Capturado em uma operação militar dos Estados Unidos neste sábado (3), em Caracas, o presidente da Venezuela, Nicolás Maduro, deverá responder à Justiça americana em Nova York e permanecer detido em uma prisão federal de segurança máxima enquanto aguarda julgamento.
O principal destino é o Centro de Detenção Metropolitano (MDC) do Brooklyn — a única unidade federal da cidade, que abriga presos provisórios e condenados considerados de alta periculosidade.
De acordo com informações oficiais da própria unidade, cerca de 1.336 pessoas estão detidas atualmente no local.
Agentes de segurança em frente à prisão onde Nicolás Maduro ficará detido, em Nova York. — Foto: Reuters
Segundo informações da "Fox News", ainda não está definido se ele ficará em uma área reservada exclusivamente para si até a realização da audiência de custódia, prevista para segunda-feira (5).
Além disso, Maduro permanecerá separado de sua esposa, Cilia Flores, que também foi detida pelas autoridades dos EUA.

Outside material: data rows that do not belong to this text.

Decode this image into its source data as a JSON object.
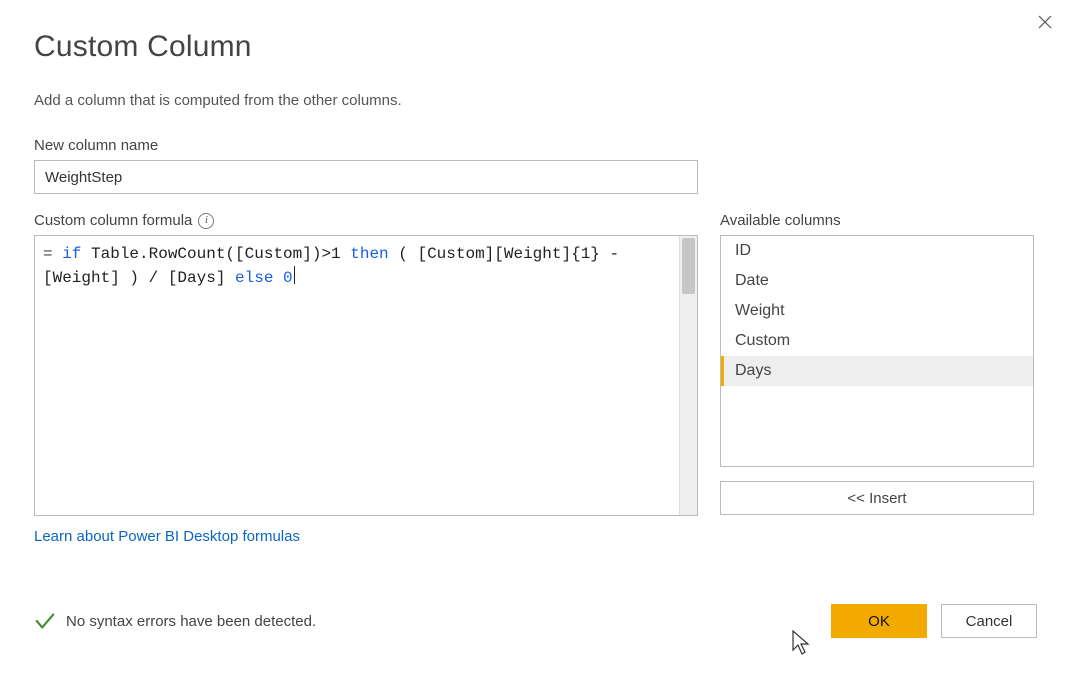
{
  "dialog": {
    "title": "Custom Column",
    "subtitle": "Add a column that is computed from the other columns.",
    "name_label": "New column name",
    "name_value": "WeightStep",
    "formula_label": "Custom column formula",
    "learn_link": "Learn about Power BI Desktop formulas"
  },
  "formula_tokens": {
    "eq": "= ",
    "kw_if": "if",
    "p1": " Table.RowCount([Custom])>1 ",
    "kw_then": "then",
    "p2": " ( [Custom][Weight]{1} - [Weight] ) / [Days] ",
    "kw_else": "else",
    "sp": " ",
    "lit_zero": "0"
  },
  "available": {
    "label": "Available columns",
    "items": [
      "ID",
      "Date",
      "Weight",
      "Custom",
      "Days"
    ],
    "selected_index": 4,
    "insert_label": "<< Insert"
  },
  "status": {
    "text": "No syntax errors have been detected."
  },
  "buttons": {
    "ok": "OK",
    "cancel": "Cancel"
  }
}
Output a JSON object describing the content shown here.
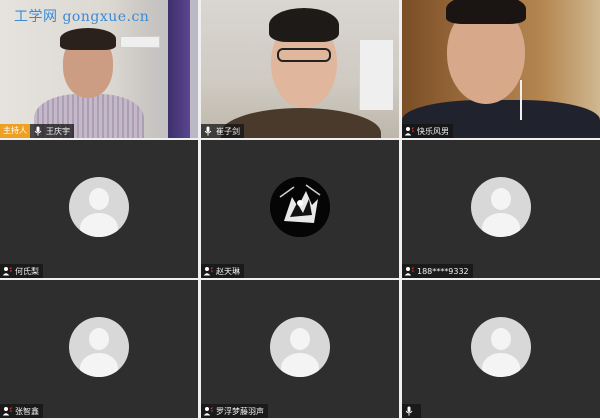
{
  "watermark": "工学网 gongxue.cn",
  "host_badge": "主持人",
  "participants": [
    {
      "name": "王庆宇",
      "video": true
    },
    {
      "name": "崔子剑",
      "video": true
    },
    {
      "name": "快乐风男",
      "video": true
    },
    {
      "name": "何氏梨",
      "video": false
    },
    {
      "name": "赵天琳",
      "video": false,
      "avatar": "art"
    },
    {
      "name": "188****9332",
      "video": false
    },
    {
      "name": "张智鑫",
      "video": false
    },
    {
      "name": "罗浮梦藤羽声",
      "video": false
    },
    {
      "name": "",
      "video": false
    }
  ],
  "colors": {
    "tile_bg": "#2e2e2e",
    "host_badge": "#f0a020",
    "watermark": "#3a8ad6"
  }
}
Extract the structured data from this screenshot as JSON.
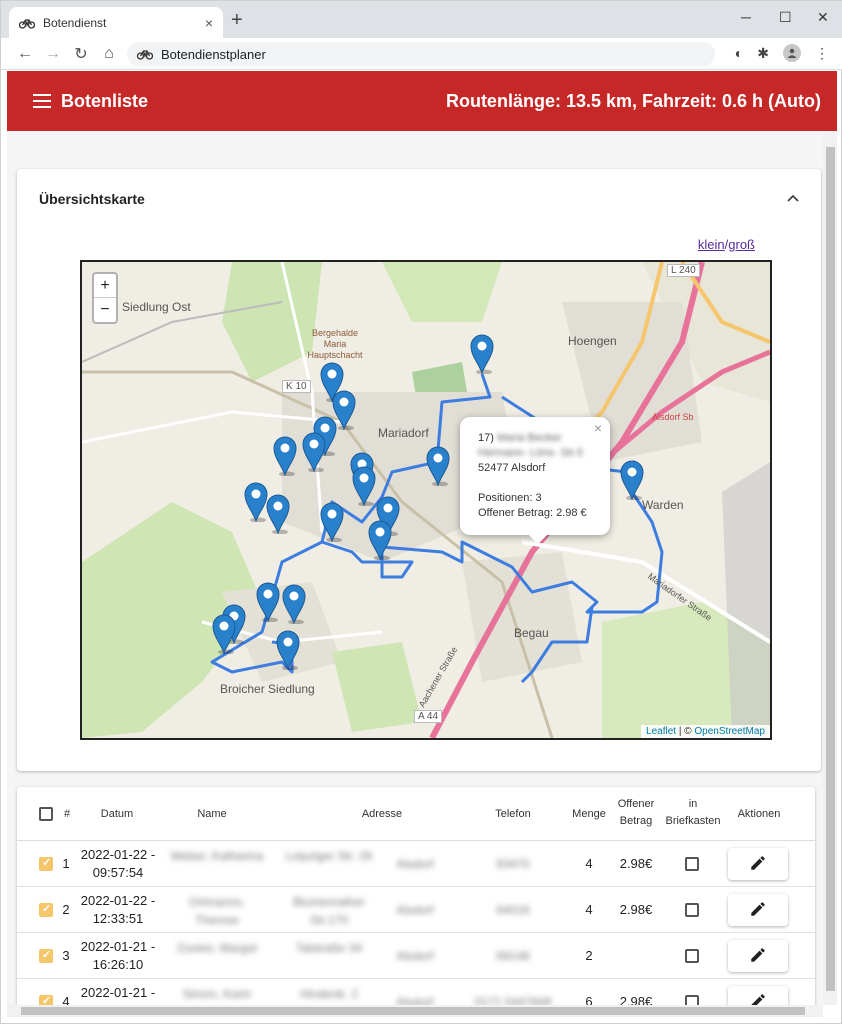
{
  "browser": {
    "tab_title": "Botendienst",
    "address": "Botendienstplaner",
    "tab_close": "×",
    "new_tab": "+",
    "win_min": "─",
    "win_max": "☐",
    "win_close": "✕"
  },
  "header": {
    "title": "Botenliste",
    "route_info": "Routenlänge: 13.5 km, Fahrzeit: 0.6 h (Auto)"
  },
  "map_card": {
    "title": "Übersichtskarte",
    "link_small": "klein",
    "separator": "/",
    "link_large": "groß",
    "zoom_in": "+",
    "zoom_out": "−",
    "attribution_leaflet": "Leaflet",
    "attribution_sep": " | © ",
    "attribution_osm": "OpenStreetMap",
    "labels": {
      "siedlung_ost": "Siedlung Ost",
      "hoengen": "Hoengen",
      "mariadorf": "Mariadorf",
      "warden": "Warden",
      "begau": "Begau",
      "broicher": "Broicher Siedlung",
      "k10": "K 10",
      "l240": "L 240",
      "a44": "A 44",
      "alsdorf_sb": "Alsdorf Sb",
      "bergehalde": "Bergehalde Maria Hauptschacht",
      "mariadorfer_str": "Mariadorfer Straße",
      "aachener_str": "Aachener Straße"
    },
    "popup": {
      "number": "17)",
      "name": "Maria Becker",
      "street": "Hermann- Löns- Str.5",
      "city": "52477 Alsdorf",
      "positions": "Positionen: 3",
      "amount": "Offener Betrag: 2.98 €",
      "close": "×"
    }
  },
  "table": {
    "headers": {
      "num": "#",
      "datum": "Datum",
      "name": "Name",
      "adresse": "Adresse",
      "telefon": "Telefon",
      "menge": "Menge",
      "offen1": "Offener",
      "offen2": "Betrag",
      "brief1": "in",
      "brief2": "Briefkasten",
      "aktionen": "Aktionen"
    },
    "rows": [
      {
        "num": "1",
        "date1": "2022-01-22 -",
        "date2": "09:57:54",
        "name1": "Weber, Katharina",
        "name2": "",
        "street1": "Leipziger Str. 26",
        "street2": "",
        "city": "Alsdorf",
        "phone": "63470",
        "qty": "4",
        "amount": "2.98€"
      },
      {
        "num": "2",
        "date1": "2022-01-22 -",
        "date2": "12:33:51",
        "name1": "Ortmanns,",
        "name2": "Therese",
        "street1": "Blumenrather",
        "street2": "Str.170",
        "city": "Alsdorf",
        "phone": "64016",
        "qty": "4",
        "amount": "2.98€"
      },
      {
        "num": "3",
        "date1": "2022-01-21 -",
        "date2": "16:26:10",
        "name1": "Zucker, Margot",
        "name2": "",
        "street1": "Talstraße 34",
        "street2": "",
        "city": "Alsdorf",
        "phone": "69148",
        "qty": "2",
        "amount": ""
      },
      {
        "num": "4",
        "date1": "2022-01-21 -",
        "date2": "",
        "name1": "Simon, Karin",
        "name2": "",
        "street1": "Hindenb. 2",
        "street2": "",
        "city": "Alsdorf",
        "phone": "0171 5447848",
        "qty": "6",
        "amount": "2.98€"
      }
    ]
  },
  "colors": {
    "header_red": "#c62828",
    "route_blue": "#3d7de0",
    "marker_blue": "#2a81cb",
    "checkbox_orange": "#f6c66a"
  }
}
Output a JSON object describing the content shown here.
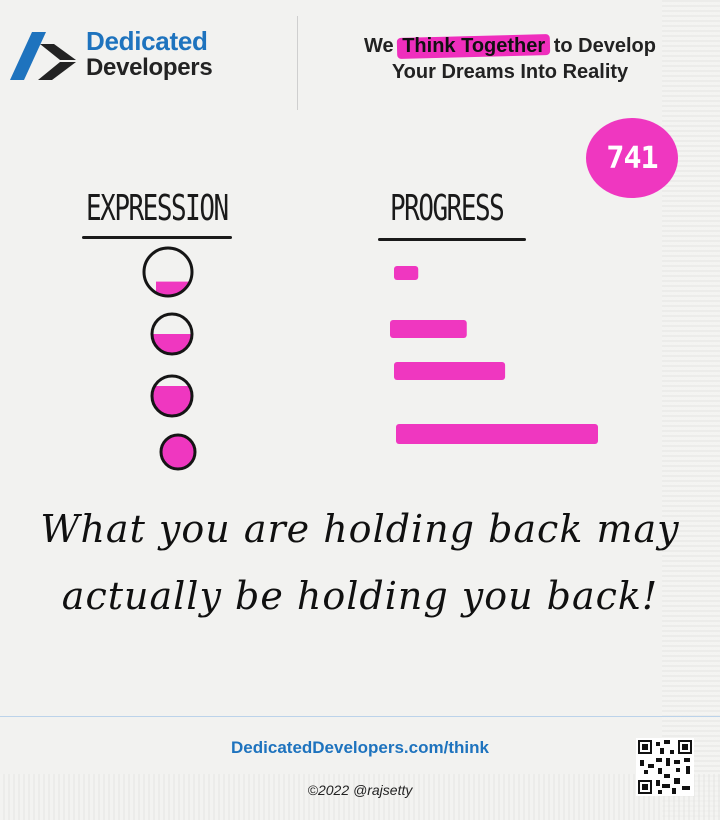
{
  "brand": {
    "line1": "Dedicated",
    "line2": "Developers",
    "logo_icon": "dd-logo-icon",
    "primary_color": "#1e73be",
    "dark_color": "#232323"
  },
  "tagline": {
    "part1": "We ",
    "highlight": "Think Together",
    "part2": " to Develop",
    "line2": "Your Dreams Into Reality",
    "highlight_color": "#ef2ebd"
  },
  "badge": {
    "number": "741",
    "color": "#ef37c0"
  },
  "illustration": {
    "expression_title": "EXPRESSION",
    "progress_title": "PROGRESS",
    "expression_fill_levels": [
      0.3,
      0.5,
      0.75,
      1.0
    ],
    "progress_levels": [
      0.12,
      0.38,
      0.55,
      1.0
    ],
    "accent_color": "#ef37c0"
  },
  "quote": {
    "line1": "What you are holding back may",
    "line2": "actually be holding you back!"
  },
  "footer": {
    "url": "DedicatedDevelopers.com/think",
    "copyright": "©2022 @rajsetty",
    "qr_icon": "qr-code-icon"
  }
}
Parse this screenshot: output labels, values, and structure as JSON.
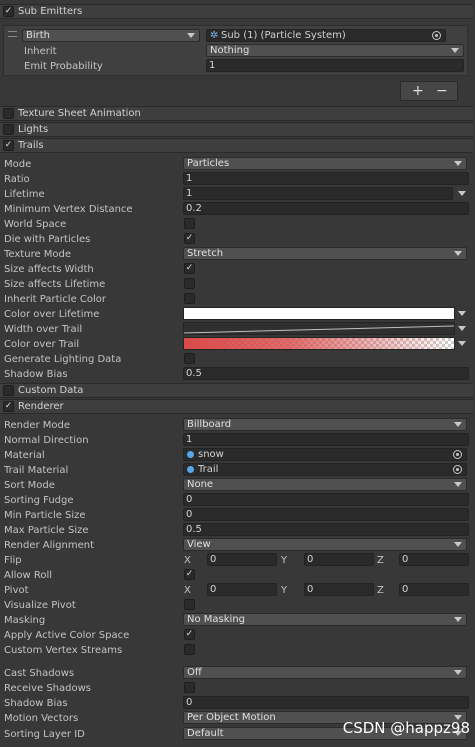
{
  "sub_emitters": {
    "title": "Sub Emitters",
    "enabled": true,
    "entry": {
      "trigger": "Birth",
      "system": "Sub (1) (Particle System)",
      "inherit_label": "Inherit",
      "inherit_value": "Nothing",
      "emit_probability_label": "Emit Probability",
      "emit_probability_value": "1"
    },
    "add_label": "+",
    "remove_label": "−"
  },
  "texture_sheet": {
    "title": "Texture Sheet Animation",
    "enabled": false
  },
  "lights": {
    "title": "Lights",
    "enabled": false
  },
  "trails": {
    "title": "Trails",
    "enabled": true,
    "mode_label": "Mode",
    "mode_value": "Particles",
    "ratio_label": "Ratio",
    "ratio_value": "1",
    "lifetime_label": "Lifetime",
    "lifetime_value": "1",
    "min_vertex_label": "Minimum Vertex Distance",
    "min_vertex_value": "0.2",
    "world_space_label": "World Space",
    "world_space": false,
    "die_label": "Die with Particles",
    "die": true,
    "texture_mode_label": "Texture Mode",
    "texture_mode_value": "Stretch",
    "size_width_label": "Size affects Width",
    "size_width": true,
    "size_lifetime_label": "Size affects Lifetime",
    "size_lifetime": false,
    "inherit_color_label": "Inherit Particle Color",
    "inherit_color": false,
    "color_lifetime_label": "Color over Lifetime",
    "width_trail_label": "Width over Trail",
    "color_trail_label": "Color over Trail",
    "gen_lighting_label": "Generate Lighting Data",
    "gen_lighting": false,
    "shadow_bias_label": "Shadow Bias",
    "shadow_bias_value": "0.5",
    "color_lifetime_hex": "#ffffff",
    "color_trail_hex": "#d94a4a"
  },
  "custom_data": {
    "title": "Custom Data",
    "enabled": false
  },
  "renderer": {
    "title": "Renderer",
    "enabled": true,
    "render_mode_label": "Render Mode",
    "render_mode_value": "Billboard",
    "normal_dir_label": "Normal Direction",
    "normal_dir_value": "1",
    "material_label": "Material",
    "material_value": "snow",
    "trail_material_label": "Trail Material",
    "trail_material_value": "Trail",
    "sort_mode_label": "Sort Mode",
    "sort_mode_value": "None",
    "sorting_fudge_label": "Sorting Fudge",
    "sorting_fudge_value": "0",
    "min_size_label": "Min Particle Size",
    "min_size_value": "0",
    "max_size_label": "Max Particle Size",
    "max_size_value": "0.5",
    "alignment_label": "Render Alignment",
    "alignment_value": "View",
    "flip_label": "Flip",
    "flip": {
      "x": "0",
      "y": "0",
      "z": "0"
    },
    "allow_roll_label": "Allow Roll",
    "allow_roll": true,
    "pivot_label": "Pivot",
    "pivot": {
      "x": "0",
      "y": "0",
      "z": "0"
    },
    "visualize_pivot_label": "Visualize Pivot",
    "visualize_pivot": false,
    "masking_label": "Masking",
    "masking_value": "No Masking",
    "apply_color_label": "Apply Active Color Space",
    "apply_color": true,
    "custom_streams_label": "Custom Vertex Streams",
    "custom_streams": false,
    "cast_shadows_label": "Cast Shadows",
    "cast_shadows_value": "Off",
    "receive_shadows_label": "Receive Shadows",
    "receive_shadows": false,
    "shadow_bias_label": "Shadow Bias",
    "shadow_bias_value": "0",
    "motion_vectors_label": "Motion Vectors",
    "motion_vectors_value": "Per Object Motion",
    "sorting_layer_label": "Sorting Layer ID",
    "sorting_layer_value": "Default"
  },
  "axis": {
    "x": "X",
    "y": "Y",
    "z": "Z"
  },
  "watermark": "CSDN @happz98"
}
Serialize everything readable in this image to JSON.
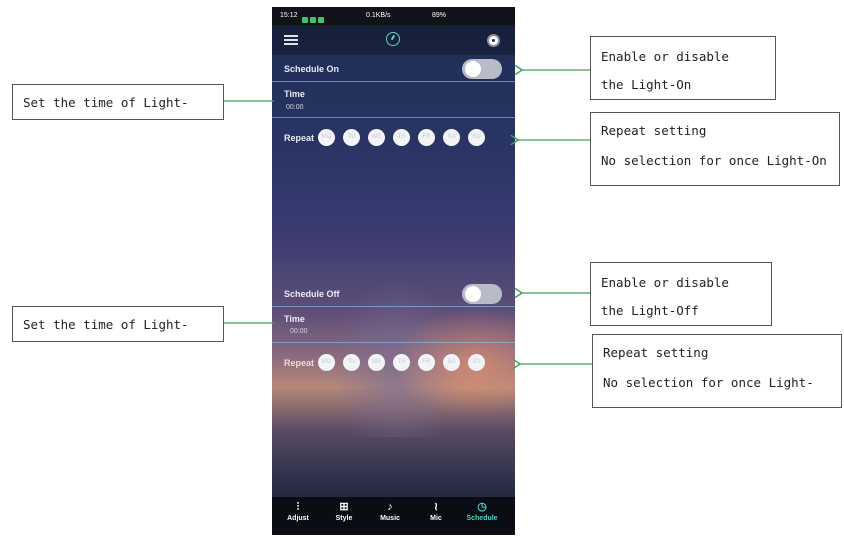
{
  "phone": {
    "status": {
      "time": "15:12",
      "network": "0.1KB/s",
      "battery": "89%"
    },
    "schedule_on": {
      "label": "Schedule On",
      "time_label": "Time",
      "time_value": "00:00",
      "repeat_label": "Repeat",
      "days": [
        "MO",
        "TU",
        "WE",
        "TH",
        "FR",
        "SA",
        "SU"
      ],
      "enabled": false
    },
    "schedule_off": {
      "label": "Schedule Off",
      "time_label": "Time",
      "time_value": "00:00",
      "repeat_label": "Repeat",
      "days": [
        "MO",
        "TU",
        "WE",
        "TH",
        "FR",
        "SA",
        "SU"
      ],
      "enabled": false
    },
    "tabs": [
      {
        "label": "Adjust",
        "icon": "sliders-icon"
      },
      {
        "label": "Style",
        "icon": "grid-icon"
      },
      {
        "label": "Music",
        "icon": "music-icon"
      },
      {
        "label": "Mic",
        "icon": "mic-icon"
      },
      {
        "label": "Schedule",
        "icon": "timer-icon",
        "active": true
      }
    ],
    "accent_color": "#46d3c7"
  },
  "annotations": {
    "left_on": "Set the time of Light-",
    "left_off": "Set the time of Light-",
    "right_on_enable": [
      "Enable or disable",
      "the Light-On"
    ],
    "right_on_repeat": [
      "Repeat setting",
      "No selection for once Light-On"
    ],
    "right_off_enable": [
      "Enable or disable",
      "the Light-Off"
    ],
    "right_off_repeat": [
      "Repeat setting",
      "No selection for once Light-"
    ]
  }
}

Prisão federal concentrou réus famosos
O MDC Brooklyn foi inaugurado no início da década de 1990 pelo Departamento Penitenciário Federal dos EUA. Desde então, a unidade se consolidou como um dos principais centros de custódia para réus envolvidos em processos federais de grande repercussão no país.
Ao longo dos anos, o local recebeu nomes que marcaram investigações criminais de alcance internacional. Entre eles está Joaquín “El Chapo” Guzmán, chefe do Cartel de Sinaloa, que ficou detido na unidade antes de ser condenado à prisão perpétua por tráfico de drogas e outros crimes.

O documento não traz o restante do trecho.